ISSN: 2155-9880
Yusunari Mutsuzaka1,2, Kazuo Hashido1*
Duchenne Muscular Dystrophy (DMD) is caused by loss-of-function mutations in the dystrophin gene on chromosome Xp21. Disruption of the Dystrophin–Glycoprotein Complex (DGC) on the cell membrane causes cytosolic Ca2+ influx, resulting in protease activation, mitochondrial dysfunction, progressive myofiber degeneration, leading to muscle wasting, and fragility. In addition to the function of dystrophin in the structural integrity of myofibers, a novel function of asymmetric cell division in muscular stem cell (satellite cell) has been reported. Therefore, it has been suggested that myofiber instability is not the only cause of dystrophic degeneration, but rather that the phenotype might be caused by multiple factors, including stem cell and myofiber functions.

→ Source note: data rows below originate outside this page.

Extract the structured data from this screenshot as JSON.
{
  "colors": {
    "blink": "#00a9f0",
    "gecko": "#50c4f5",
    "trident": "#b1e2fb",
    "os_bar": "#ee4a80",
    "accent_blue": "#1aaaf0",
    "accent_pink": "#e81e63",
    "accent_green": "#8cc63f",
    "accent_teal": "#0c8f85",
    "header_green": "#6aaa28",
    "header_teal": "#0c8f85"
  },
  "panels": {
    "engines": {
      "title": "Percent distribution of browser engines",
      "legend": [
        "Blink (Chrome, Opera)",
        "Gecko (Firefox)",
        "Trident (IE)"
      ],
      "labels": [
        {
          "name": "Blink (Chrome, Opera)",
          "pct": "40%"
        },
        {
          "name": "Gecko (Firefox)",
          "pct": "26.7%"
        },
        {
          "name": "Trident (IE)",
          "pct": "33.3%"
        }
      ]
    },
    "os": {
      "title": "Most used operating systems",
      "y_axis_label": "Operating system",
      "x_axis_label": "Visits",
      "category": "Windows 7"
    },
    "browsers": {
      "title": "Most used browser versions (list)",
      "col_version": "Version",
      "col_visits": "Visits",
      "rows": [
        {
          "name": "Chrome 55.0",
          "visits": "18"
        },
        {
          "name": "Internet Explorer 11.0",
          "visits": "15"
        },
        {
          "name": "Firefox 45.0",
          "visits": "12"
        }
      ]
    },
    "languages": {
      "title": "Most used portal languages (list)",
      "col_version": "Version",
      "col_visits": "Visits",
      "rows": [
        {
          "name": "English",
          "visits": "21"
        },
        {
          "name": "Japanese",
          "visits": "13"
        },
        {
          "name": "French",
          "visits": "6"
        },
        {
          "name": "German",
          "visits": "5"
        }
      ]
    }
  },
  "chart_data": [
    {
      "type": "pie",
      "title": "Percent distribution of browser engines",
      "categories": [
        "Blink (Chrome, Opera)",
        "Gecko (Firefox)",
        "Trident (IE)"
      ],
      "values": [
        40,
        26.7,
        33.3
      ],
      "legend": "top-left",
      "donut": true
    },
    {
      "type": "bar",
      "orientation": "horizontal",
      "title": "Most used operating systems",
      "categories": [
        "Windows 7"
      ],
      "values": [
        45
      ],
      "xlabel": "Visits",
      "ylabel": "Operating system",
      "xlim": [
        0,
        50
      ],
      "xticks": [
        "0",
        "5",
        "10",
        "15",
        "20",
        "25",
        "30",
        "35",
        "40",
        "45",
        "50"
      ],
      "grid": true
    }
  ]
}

Further, it has been focused functional regulation of satellite cell by intracellular communication of microRNAs via exosome in DMD pathology. Recently, novel molecular mechanism of DMD pathogenesis as circulating RNA disease is revealed though study of target pathways modulated by the nSMase2/Smpd3 protein. These findings suggest that circulating exosomal RNAs may be therapeutic targets of DMD.